14-7-2019
La città e la casa, de Natalia Ginzburg, 1984
NOTA DE LEITURA
Dizem
alguns que este é o melhor livro de Natalia Ginzburg. Gostei muito do
livro, escrito e publicado pela autora em 1984, mas para mim o melhor
livro dela é ainda Lessico Famigliare de 1963; a seguir Le
voci della sera, de 1963 e este ficaria em terceiro lugar dos livros
que li da autora.
As
minhas impressões sobre o livro:
Entendo que literariamente é um excelente livro cheio de descobertas na
descrição dos personagens.
Acho,
porém, que a autora toma muitas liberdades literárias.
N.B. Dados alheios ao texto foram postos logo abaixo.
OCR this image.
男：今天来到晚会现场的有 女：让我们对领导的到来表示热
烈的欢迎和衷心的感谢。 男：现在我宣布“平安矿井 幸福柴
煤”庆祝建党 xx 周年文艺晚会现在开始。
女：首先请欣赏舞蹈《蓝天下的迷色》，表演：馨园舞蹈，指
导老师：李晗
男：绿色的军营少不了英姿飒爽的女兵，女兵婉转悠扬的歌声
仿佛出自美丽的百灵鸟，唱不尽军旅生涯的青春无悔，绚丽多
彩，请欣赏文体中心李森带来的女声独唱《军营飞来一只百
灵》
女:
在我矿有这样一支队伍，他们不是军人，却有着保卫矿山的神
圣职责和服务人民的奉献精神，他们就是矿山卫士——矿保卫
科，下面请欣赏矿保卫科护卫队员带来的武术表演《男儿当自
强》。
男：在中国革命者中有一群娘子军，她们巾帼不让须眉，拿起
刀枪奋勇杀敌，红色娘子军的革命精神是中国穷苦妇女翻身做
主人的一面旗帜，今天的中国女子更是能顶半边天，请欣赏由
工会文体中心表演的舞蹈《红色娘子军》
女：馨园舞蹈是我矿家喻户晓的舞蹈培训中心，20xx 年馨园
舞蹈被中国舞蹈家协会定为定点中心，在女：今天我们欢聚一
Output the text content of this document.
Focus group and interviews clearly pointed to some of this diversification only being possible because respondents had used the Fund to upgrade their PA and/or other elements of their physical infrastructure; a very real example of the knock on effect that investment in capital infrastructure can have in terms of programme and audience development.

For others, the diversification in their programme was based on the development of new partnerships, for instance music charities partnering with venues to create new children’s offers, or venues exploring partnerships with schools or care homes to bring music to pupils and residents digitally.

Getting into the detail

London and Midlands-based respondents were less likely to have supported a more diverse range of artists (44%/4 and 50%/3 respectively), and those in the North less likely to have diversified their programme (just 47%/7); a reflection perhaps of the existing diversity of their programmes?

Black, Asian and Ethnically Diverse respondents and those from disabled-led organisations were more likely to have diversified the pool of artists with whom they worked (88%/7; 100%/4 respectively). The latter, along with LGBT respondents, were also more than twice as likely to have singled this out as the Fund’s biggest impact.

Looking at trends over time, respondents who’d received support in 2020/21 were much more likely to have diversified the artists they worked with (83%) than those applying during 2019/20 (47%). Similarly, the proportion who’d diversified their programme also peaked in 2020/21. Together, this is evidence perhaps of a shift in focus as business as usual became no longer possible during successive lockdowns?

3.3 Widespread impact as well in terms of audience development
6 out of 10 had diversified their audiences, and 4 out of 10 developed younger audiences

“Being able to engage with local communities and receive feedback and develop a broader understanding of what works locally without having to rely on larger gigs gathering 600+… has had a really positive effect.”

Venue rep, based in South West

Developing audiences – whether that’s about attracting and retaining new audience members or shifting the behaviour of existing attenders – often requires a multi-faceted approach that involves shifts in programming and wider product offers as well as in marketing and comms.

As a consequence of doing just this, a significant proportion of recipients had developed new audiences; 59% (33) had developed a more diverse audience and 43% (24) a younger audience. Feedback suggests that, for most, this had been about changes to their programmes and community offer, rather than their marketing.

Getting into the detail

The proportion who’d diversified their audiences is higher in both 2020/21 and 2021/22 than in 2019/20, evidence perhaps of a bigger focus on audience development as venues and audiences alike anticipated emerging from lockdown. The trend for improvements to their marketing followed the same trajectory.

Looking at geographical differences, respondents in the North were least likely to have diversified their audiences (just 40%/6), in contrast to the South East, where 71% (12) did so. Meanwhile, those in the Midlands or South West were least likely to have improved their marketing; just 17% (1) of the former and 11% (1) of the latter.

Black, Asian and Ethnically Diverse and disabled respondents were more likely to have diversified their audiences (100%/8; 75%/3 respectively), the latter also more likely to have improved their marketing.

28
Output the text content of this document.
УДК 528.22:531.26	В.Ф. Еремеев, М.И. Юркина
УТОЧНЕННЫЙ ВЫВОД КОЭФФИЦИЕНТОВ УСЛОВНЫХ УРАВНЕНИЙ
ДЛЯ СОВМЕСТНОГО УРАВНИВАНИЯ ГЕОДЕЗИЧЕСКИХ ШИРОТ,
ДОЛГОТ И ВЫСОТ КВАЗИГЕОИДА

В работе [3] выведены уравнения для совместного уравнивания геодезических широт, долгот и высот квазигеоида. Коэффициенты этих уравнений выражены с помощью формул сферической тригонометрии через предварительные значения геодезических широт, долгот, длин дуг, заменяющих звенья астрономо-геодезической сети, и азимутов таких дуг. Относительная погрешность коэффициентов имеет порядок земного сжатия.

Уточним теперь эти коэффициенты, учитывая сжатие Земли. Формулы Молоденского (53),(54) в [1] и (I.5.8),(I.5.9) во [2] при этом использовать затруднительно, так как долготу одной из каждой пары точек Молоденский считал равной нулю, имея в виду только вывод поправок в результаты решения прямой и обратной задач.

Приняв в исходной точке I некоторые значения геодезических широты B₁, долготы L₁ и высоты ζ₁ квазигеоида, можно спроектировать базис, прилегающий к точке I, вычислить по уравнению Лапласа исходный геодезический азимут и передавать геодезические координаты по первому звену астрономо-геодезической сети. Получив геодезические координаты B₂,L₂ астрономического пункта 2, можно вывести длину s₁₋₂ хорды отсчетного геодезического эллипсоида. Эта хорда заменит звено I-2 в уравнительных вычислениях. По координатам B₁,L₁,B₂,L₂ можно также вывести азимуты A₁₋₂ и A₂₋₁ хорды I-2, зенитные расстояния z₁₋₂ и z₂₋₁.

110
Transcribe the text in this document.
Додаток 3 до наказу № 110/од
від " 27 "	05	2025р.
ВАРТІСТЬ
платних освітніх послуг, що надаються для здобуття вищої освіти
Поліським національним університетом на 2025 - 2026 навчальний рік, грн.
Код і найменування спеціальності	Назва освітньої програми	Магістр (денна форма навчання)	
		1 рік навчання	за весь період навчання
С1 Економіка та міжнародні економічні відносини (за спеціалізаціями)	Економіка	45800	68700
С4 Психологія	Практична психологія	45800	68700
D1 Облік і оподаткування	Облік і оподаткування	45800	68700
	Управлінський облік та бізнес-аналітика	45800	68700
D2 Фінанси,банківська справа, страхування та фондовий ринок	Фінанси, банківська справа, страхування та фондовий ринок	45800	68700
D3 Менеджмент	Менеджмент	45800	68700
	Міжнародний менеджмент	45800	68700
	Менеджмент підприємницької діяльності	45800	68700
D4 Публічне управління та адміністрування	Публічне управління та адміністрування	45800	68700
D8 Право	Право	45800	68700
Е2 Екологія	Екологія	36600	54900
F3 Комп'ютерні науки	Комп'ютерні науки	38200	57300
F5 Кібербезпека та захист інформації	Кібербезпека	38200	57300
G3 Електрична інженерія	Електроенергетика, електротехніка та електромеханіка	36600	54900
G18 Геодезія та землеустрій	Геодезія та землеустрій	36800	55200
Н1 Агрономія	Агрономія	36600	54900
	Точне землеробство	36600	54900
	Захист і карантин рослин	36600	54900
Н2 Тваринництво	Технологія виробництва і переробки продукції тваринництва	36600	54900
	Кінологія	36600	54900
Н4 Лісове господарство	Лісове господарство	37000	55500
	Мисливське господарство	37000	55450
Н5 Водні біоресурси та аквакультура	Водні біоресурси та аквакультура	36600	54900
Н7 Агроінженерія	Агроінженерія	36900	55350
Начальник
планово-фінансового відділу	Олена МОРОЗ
Os acontecimentos
sucedem-se com grande rapidez e acho que são demasiado numerosos para o
período de quatro anos em que decorre a acção. Muitas das cartas são
demasiado extensas para serem escritas por pessoas comuns.
Acho
também que a Autora facilita as coisas quando se trata de os personagens
encontrarem o dinheiro de que precisam para a vida que querem. Ou herdam
uma casa que vendem, ou têm uma herança com que não contavam, ou têm
parentes ricos e assim por diante. O duvidoso filme de Alberico tem, não
se sabe como, um sucesso de bilheteira e os proveitos dão para ele
comprar a casa que fora de seu pai.
Finalmente, o retrato de Lucrezia parece-me mostrá-la demasiado aérea,
saltando de homem para homem, apaixonando-se com a maior das
facilidades. E Piero, o marido é realmente demasiado tolerante.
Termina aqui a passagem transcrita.